Adding physical products to your product offering would mean that you’d need to ship products, photograph them, write descriptions and get them made up in the first place (either by yourself or manufactured) but if you like the idea of offering a small line of products this could be a great place to start. You could sell them through your own website and even apply to Not On The High Street or Trouva for some additional exposure. For more on this check out my podcast episode with surface pattern designer, Victoria Jowett on Getting your Digital Prints onto Products.
Selling DIY kits
Selling craft kits has been a really successful move for lots of handmade sellers. You’ll need to write some clear instructions and get the kit tested by a couple of willing guinea pigs, create some pretty packaging and you’ll be good to go.
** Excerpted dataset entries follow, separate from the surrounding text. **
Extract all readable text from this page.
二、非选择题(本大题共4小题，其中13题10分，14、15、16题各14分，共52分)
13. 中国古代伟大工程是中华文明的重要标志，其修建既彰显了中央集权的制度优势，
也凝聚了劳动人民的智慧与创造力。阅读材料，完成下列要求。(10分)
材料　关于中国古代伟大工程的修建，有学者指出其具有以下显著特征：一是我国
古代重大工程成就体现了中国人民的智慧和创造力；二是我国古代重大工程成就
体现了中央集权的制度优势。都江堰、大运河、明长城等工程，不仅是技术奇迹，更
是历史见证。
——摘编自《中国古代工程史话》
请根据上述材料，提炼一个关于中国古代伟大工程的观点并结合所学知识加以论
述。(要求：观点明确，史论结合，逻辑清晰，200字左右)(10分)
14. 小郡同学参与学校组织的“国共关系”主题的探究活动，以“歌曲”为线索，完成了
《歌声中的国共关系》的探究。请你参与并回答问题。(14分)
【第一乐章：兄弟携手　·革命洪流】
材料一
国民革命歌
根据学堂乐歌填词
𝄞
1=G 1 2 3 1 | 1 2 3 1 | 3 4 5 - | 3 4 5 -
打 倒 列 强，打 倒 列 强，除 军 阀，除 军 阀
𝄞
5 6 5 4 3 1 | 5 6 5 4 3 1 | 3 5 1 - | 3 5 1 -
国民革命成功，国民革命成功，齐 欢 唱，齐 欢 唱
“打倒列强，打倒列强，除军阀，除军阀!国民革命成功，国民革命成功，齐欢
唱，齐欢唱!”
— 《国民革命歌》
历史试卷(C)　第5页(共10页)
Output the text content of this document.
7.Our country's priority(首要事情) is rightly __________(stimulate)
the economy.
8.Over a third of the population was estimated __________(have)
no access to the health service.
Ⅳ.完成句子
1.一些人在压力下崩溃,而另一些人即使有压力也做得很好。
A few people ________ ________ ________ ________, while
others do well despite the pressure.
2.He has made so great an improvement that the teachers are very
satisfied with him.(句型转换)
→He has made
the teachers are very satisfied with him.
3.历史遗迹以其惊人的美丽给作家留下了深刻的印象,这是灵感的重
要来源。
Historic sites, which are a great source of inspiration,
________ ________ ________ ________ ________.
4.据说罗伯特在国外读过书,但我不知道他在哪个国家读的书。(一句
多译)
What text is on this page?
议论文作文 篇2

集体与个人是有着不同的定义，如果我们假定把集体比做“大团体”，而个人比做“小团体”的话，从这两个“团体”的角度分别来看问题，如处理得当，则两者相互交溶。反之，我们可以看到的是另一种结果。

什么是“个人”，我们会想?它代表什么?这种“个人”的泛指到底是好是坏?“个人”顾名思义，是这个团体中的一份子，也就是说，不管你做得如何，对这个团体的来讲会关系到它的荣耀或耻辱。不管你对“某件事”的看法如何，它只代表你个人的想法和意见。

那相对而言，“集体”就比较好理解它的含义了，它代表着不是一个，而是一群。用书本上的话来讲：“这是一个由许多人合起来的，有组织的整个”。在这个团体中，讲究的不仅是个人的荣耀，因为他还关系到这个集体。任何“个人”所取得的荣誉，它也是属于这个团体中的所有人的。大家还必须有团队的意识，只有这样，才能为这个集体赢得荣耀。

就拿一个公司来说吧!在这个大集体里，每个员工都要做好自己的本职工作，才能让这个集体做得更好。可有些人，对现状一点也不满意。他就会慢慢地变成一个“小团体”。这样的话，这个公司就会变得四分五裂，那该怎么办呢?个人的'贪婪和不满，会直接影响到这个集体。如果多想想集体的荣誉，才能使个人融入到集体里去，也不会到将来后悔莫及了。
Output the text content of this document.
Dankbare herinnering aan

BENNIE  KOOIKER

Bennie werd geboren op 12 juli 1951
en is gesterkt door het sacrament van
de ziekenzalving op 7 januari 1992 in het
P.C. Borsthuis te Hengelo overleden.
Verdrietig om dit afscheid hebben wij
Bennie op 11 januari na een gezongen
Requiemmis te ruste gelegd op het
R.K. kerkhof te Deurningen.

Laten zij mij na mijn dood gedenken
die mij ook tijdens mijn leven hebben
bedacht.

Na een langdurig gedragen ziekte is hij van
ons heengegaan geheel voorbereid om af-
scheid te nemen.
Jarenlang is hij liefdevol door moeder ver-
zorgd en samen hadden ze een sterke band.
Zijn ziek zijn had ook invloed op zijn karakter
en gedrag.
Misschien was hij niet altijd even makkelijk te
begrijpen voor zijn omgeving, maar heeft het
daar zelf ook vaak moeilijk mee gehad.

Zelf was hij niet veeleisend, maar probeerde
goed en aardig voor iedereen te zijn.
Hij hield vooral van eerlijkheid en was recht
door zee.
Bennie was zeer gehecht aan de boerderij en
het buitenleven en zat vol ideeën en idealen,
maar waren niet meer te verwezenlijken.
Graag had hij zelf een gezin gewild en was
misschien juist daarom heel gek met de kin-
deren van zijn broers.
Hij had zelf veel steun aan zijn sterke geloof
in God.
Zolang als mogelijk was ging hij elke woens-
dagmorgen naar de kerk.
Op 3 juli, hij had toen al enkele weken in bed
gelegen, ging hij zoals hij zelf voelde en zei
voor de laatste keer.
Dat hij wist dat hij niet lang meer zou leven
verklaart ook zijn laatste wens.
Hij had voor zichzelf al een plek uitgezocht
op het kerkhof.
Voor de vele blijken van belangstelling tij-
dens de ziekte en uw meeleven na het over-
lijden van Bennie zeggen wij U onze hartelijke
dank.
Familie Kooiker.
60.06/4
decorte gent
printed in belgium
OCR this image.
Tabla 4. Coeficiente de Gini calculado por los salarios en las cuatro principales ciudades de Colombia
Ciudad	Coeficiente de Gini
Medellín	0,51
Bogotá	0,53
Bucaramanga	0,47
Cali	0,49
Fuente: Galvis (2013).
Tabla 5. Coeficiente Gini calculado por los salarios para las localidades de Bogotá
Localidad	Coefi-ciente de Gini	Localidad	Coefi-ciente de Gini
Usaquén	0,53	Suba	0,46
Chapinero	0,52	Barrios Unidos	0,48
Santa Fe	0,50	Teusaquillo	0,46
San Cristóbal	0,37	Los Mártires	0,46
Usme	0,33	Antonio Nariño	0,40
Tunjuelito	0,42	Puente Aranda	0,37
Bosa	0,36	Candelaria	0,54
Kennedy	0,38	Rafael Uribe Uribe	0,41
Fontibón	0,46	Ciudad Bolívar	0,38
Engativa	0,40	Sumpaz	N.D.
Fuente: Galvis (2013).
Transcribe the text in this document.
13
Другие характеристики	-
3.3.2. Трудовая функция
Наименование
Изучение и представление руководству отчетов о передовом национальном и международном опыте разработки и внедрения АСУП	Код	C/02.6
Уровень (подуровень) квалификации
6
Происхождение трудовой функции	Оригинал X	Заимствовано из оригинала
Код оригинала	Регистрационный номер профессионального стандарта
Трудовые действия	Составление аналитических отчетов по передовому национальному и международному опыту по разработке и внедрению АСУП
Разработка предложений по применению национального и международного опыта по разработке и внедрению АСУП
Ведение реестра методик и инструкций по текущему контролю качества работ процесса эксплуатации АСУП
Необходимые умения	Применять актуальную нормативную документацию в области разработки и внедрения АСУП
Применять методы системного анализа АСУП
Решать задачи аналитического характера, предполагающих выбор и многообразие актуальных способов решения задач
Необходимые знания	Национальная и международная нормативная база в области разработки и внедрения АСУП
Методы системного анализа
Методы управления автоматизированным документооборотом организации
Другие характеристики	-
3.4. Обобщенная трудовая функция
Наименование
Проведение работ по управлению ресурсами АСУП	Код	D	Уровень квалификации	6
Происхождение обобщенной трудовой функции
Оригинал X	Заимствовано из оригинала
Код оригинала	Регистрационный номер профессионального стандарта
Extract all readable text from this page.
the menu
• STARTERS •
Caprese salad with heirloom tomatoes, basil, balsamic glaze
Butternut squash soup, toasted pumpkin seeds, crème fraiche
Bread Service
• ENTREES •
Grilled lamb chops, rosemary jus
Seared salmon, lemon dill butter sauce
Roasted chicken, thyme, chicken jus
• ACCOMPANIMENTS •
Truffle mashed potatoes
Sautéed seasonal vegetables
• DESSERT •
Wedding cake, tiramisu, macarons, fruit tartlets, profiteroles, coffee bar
You’ll have to make up the kits so some cutting out and measuring might be required but not the actual making, meaning these products will be relatively quick to make up, especially if you do a batch of 10 kits in one go. This is a great way of expanding your product ecosystem and opening up your product line to an audience who love your products but are looking for something at a lower price point.
Selling off cuts
I’ve seen both Lauren Aston and The Sewing Alchemist do this really well, you might think no one will have any use for them but they can actually be a bestseller and add a nice bit of extra cash to your balance sheet. Or if you're looking for ways to make your business more meaningful, you could donate these profits to a charity.
Sell your patterns
If you’re a knitter or a sewer you could make up simple patterns to sell on their own. You don’t need to include the fabric, wool or materials like you would with a kit meaning that you can sell this product at a lower price point which might appeal to yet another new audience for your business. With this you also have the option to sell your patterns digitally or as printed patterns.
[OVER TO YOU]
- Using the suggestions in this post, note down some new income stream ideas
- Shortlist - There’s definitely a balance to the number of income streams you can have running in your business in relation to your time, but if you can add some variety to your business in terms of what you sell, you’re only going to make your business more sustainable by appealing to a larger audience
- Make a launch plan! Just introduce one new income stream idea at a time and enjoy experimenting.